US police have made the first arrests following a 2008 data
breach at
Heartland Payment Systems.
Leon County police in Florida said three people had been
arrested for using credit card numbers stolen in the computer
hijacking of Heartland's transaction systems.
The credit card numbers were used to make fraudulent purchases
at local Wal-Mart stores totalling at least $100,000 in actual and
declined transactions.
Leon County police said the investigation will continue and is
likely to produce additional charges and arrests.
More than 220 financial institutions have been affected by the
Heartland data breach according to a growing list being compiled by
BankInfoSecurity.com.
Heartland, which faces class action law suits for failing to
protect customers from identity fraud, has announced a dedicated
department to encrypt data on its systems.
Despite being compliant with the
Payment Card Industry Data Security Standard (PCI DSS),
cybercriminals were able to gain access to Heartland's systems.
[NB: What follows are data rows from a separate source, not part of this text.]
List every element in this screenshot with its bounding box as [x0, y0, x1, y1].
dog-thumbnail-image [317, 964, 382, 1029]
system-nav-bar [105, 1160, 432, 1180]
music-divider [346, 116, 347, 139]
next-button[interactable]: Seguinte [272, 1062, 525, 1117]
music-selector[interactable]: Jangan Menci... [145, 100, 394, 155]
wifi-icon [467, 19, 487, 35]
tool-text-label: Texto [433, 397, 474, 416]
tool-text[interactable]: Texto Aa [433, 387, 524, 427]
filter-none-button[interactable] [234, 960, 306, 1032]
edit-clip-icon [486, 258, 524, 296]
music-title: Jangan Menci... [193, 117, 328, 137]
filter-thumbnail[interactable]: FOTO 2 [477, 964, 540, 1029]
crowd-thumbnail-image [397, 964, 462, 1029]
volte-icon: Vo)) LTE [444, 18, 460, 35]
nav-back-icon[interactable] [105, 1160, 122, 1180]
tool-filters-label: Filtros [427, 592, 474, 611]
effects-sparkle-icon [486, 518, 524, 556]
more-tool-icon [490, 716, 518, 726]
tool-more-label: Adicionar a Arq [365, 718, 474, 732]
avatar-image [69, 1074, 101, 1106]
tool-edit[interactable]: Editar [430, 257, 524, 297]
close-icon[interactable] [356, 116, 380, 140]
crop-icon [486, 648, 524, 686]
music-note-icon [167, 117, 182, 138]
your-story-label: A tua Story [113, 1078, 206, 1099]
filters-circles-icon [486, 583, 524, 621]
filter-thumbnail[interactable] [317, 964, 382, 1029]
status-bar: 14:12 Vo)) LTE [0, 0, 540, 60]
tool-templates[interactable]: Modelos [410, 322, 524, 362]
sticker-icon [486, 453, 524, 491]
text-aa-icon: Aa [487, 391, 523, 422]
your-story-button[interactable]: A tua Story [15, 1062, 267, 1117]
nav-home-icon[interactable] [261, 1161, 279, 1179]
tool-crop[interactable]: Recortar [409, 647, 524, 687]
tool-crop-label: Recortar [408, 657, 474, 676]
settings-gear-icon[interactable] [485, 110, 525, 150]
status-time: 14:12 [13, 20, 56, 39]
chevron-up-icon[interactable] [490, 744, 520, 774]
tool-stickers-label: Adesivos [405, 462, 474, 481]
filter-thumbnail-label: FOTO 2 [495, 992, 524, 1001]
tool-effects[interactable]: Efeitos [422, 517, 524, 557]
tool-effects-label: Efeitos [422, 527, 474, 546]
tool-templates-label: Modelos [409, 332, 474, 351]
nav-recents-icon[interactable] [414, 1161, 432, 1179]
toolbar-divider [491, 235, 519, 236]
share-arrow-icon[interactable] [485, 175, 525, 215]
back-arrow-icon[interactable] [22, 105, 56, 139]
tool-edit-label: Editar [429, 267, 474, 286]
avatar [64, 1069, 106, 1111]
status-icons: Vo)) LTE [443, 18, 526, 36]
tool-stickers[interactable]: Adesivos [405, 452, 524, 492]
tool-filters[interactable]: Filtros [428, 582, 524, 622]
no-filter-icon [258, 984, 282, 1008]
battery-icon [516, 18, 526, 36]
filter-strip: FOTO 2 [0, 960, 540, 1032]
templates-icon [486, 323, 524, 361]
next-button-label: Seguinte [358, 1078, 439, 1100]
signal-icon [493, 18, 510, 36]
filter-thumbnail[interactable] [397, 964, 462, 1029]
The PCI DSS does not currently require that credit card data be
encrypted on internal networks, which Heartland says it will now
implement.
The first Heartland-related arrests come a week after a data
breach at US-based RBS WorldPay was linked to a gang that used
cloned debit cards to steal millions of dollars.
The FBI has released images of thieves believed to be part of a
gang that took money from ATMs in 49 cities around the world using
cloned debit cards in late November.
The thefts stemmed from a data breach at
RBS
WorldPay in which hackers stole the personal data of 1.5
million card holders, in early November.